- The Washington Times - Tuesday, March 28, 2017

The Census Bureau said Tuesday it wants to explicitly ask Americans about their sexual orientation and “gender identity” in the 2020 census, marking the first time it would probe for that information.

The bureau made the announcement as part of its proposed topics it submitted to Congress, teasing the issue in a single line inside an appendix.

A spokeswoman said she couldn’t say why the bureau wanted to prod Americans on that question.

It is the only new subject area the census has asked to include, and would join longstanding questions ranging from age, marital status and occupation.

The census currently gives a snapshot of same-sex households, which has been used as an approximation of gay couples.

But Democrats last year demanded the Census Bureau go further and explicitly ask about sexual orientation and identity, saying it was time policymakers got a better sense of increasingly complex family dynamics in America.

SEE ALSO: Trump cancels census sexual orientation questions for 2020

They said knowing how Americans classify their sexuality would help Congress better craft laws tailored to improve the situations of lesbian, gay transgender and bisexual people.

Estimates of the size of the LGBT community has been left chiefly to opinion polls, with widely varying results.

Deciding which identities to probe for, though, could be tricky.
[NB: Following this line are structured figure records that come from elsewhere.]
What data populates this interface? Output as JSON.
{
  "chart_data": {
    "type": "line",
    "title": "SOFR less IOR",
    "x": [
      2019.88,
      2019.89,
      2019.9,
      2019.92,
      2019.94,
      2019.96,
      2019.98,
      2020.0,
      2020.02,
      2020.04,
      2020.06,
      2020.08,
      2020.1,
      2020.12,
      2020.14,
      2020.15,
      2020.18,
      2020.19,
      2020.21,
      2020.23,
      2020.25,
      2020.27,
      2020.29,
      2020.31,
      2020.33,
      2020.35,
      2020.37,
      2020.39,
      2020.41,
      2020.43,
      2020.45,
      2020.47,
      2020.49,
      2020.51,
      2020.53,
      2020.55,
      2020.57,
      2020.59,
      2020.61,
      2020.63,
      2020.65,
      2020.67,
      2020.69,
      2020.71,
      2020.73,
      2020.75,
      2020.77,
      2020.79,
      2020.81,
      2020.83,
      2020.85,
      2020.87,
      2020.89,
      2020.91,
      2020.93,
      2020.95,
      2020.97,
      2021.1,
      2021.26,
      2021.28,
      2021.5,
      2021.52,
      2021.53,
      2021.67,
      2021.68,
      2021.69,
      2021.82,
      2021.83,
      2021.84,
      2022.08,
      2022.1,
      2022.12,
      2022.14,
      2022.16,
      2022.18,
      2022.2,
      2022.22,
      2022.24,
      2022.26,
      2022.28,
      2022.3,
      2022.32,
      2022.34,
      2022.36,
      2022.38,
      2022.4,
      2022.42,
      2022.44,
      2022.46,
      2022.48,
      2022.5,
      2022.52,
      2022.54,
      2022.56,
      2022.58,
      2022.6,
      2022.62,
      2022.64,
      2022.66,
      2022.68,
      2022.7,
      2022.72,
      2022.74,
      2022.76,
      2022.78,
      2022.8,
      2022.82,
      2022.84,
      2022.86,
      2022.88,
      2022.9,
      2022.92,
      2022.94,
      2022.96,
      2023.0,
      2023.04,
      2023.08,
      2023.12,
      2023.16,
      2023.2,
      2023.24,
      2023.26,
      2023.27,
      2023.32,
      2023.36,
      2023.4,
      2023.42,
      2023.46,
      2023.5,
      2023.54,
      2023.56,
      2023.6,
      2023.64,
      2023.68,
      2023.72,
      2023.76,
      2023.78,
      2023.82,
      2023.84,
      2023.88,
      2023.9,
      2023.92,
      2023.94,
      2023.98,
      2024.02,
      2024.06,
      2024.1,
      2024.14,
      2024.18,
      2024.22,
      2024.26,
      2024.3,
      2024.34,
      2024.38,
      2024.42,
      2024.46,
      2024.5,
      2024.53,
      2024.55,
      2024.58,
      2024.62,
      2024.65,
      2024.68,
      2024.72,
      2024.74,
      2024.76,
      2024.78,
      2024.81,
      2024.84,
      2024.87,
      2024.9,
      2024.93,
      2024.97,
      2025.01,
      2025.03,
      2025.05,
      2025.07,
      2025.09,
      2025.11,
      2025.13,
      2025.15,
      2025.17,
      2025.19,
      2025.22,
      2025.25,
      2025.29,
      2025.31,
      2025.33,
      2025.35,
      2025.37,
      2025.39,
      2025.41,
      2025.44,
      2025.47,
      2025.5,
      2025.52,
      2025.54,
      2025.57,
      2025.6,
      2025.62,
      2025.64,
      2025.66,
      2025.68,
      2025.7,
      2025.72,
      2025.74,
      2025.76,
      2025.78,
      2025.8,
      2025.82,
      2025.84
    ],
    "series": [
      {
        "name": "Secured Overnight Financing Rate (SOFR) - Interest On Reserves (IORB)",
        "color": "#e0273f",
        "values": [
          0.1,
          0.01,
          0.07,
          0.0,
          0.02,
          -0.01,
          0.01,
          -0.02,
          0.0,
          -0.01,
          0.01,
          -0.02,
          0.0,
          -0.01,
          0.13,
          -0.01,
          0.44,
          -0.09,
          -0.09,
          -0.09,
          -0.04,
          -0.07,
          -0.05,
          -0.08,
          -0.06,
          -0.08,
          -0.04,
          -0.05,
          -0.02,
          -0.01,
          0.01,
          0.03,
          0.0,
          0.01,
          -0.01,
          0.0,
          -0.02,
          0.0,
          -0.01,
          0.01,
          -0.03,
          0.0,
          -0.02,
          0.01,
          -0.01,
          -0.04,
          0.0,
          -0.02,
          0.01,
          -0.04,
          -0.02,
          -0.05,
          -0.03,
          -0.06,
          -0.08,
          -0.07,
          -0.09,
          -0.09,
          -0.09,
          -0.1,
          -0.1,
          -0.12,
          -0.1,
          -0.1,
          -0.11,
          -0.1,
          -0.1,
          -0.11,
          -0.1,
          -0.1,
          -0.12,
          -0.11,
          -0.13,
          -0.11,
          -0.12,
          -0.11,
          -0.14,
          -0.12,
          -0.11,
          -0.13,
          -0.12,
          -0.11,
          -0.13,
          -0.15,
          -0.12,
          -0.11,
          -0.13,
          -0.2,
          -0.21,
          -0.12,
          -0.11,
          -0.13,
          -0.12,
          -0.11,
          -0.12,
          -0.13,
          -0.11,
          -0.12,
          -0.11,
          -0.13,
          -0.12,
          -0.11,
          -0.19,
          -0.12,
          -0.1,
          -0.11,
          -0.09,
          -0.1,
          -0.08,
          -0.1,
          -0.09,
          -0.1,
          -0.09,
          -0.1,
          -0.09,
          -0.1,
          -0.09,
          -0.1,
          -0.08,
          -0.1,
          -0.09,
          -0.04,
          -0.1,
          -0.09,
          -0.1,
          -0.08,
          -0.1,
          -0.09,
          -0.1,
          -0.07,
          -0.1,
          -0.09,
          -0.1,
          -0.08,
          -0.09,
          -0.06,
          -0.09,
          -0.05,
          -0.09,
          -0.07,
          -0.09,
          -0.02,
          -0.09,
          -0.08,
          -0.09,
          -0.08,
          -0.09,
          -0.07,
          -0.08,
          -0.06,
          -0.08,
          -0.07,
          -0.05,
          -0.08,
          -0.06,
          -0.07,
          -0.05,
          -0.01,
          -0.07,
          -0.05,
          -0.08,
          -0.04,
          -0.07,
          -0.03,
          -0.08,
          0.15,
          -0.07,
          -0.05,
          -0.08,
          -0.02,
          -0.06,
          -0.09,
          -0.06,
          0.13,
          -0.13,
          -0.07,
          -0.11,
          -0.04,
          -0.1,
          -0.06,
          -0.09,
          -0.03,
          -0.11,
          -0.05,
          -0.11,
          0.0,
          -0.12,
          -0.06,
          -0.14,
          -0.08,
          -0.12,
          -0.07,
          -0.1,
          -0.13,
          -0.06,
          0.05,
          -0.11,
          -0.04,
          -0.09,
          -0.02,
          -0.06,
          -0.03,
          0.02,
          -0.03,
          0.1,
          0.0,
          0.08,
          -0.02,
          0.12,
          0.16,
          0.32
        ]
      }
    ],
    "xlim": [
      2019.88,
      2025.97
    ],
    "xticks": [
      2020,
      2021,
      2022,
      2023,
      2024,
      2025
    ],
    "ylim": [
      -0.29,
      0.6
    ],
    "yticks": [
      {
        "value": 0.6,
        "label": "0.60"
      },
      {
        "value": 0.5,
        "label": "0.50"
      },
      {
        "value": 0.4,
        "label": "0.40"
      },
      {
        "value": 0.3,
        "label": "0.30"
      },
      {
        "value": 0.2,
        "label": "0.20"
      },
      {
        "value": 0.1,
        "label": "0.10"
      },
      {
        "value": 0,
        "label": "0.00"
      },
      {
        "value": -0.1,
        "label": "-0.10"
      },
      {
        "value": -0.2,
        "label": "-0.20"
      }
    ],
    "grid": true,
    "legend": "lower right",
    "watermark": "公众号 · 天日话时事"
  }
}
When Facebook allowed users to select a gender identity it offered dozens of options, ranging from male and female to pangender and “neither.”

“Our goal is a complete and accurate census,” Census Bureau Director John H. Thompson said in releasing the report to Congress.

“In planning for the 2020 Census, the Census Bureau has focused on improving its address list by using imagery, finding ways to increase household self-response, leveraging resources inside and outside the government, and making it easier and more efficient for census takers to complete their work,” the director said. “Furthermore, for the first time ever, the decennial will offer an online response option with the ultimate goal of improving question design and data quality while addressing community concerns.”